FDA cracks down on China's Hengrui in scathing manufacturing write-up

When the FDA comes knocking at your drug manufacturing facility, it’s best to play along. Unfortunately for Jiangsu Hengrui Pharmaceuticals, the company’s refusal to do so has resulted in a scathing production write-up from the U.S. regulator.

In an eight-observation Form 483, the FDA chided Hengrui for a laundry list of manufacturing missteps including poor contamination controls, subpar cleaning protocols and failure to promptly hand over documentation to inspectors.

The FDA carried out its inspection at Hengrui’s site in the city of Lianyungang in China’s Jiangsu province between Jan. 8 and Jan. 16. The regulator publicly posted the manufacturing citation on its website earlier this week.

News of Hengrui’s Form 483 comes shortly after the company and Elevar Therapeutics were slapped with rejections on their respective applications for PD-1 inhibitor camrelizumab and the VEGFR inhibitor rivoceranib. The pair had been hoping for a combination approval in first-line liver cancer. That said, the Form 483 is not related to the FDA’s approval snub, Hengrui told Fierce Pharma over email.

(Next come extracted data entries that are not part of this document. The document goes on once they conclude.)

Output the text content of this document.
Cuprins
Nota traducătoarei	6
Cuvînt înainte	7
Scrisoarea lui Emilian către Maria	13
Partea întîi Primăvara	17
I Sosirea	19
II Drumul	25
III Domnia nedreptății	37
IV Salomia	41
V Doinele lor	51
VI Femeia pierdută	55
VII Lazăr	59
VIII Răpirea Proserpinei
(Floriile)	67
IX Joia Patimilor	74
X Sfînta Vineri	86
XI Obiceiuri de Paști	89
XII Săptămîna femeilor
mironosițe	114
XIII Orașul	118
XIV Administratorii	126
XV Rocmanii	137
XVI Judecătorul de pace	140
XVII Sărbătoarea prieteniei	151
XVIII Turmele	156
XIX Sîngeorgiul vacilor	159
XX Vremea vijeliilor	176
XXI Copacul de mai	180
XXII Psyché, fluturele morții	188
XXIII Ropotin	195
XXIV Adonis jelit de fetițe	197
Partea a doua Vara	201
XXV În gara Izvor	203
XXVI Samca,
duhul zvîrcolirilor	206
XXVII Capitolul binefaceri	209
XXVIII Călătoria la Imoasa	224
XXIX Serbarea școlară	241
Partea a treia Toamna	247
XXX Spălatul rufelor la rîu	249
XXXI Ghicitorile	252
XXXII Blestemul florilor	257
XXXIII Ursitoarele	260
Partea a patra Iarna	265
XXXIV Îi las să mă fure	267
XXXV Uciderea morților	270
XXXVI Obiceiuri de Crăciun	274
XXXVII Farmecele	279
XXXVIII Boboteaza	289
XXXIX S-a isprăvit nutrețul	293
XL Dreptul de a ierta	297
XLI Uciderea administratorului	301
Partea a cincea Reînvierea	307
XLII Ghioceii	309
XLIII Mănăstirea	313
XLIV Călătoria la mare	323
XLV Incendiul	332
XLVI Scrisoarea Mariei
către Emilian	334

Chief among Hengrui’s slights, the company failed to make production records readily available for FDA inspectors, according to the agency.

In the Form 483 document, FDA staff said they were led down a longer route to stall their arrival at the location where Hengrui discarded office waste. Once the party reached the waste bins, the FDA staffers saw an employee “in a rapid-like manner placing documents in the waste bin,” while other individuals watched her—one of whom appeared to have torn documents in hand.

The FDA outlined the contents of those documents in a separate observation, noting that discarded batch records, validation reports and change controls did not always match archived official records.

This attempt at obfuscation by Hengrui ultimately delayed the FDA’s inspection, according to the manufacturing write-up.

As for other quality control oversights, the FDA noted that injectable drug products queued for destruction in Hengrui’s waste area were not secure.

Hengrui also faced agency criticism for failing to establish adequate sterilization processes to prevent microbiological contamination and failing to control against environmental contamination.

During the agency’s walk-through, FDA investigators noticed a large pool of water on the floor of a warehouse where pallets of released finished injectable drugs were stored, as well as a “black mold like growth” on the floor below and around an air condenser.

Hengrui isn’t the only manufacturer that's attempted to destroy evidence, according to FDA records.

Last summer, India’s Intas Pharmaceuticals received a five-observation warning letter from the FDA after the regulator turned up plastic bags filled with torn and discarded manufacturing documents under a stairwell and on a truck outside the facility.

To make matters worse, FDA staffers caught an Intas analyst destroying manufacturing records by dousing them in acetic acid inside a trash bin.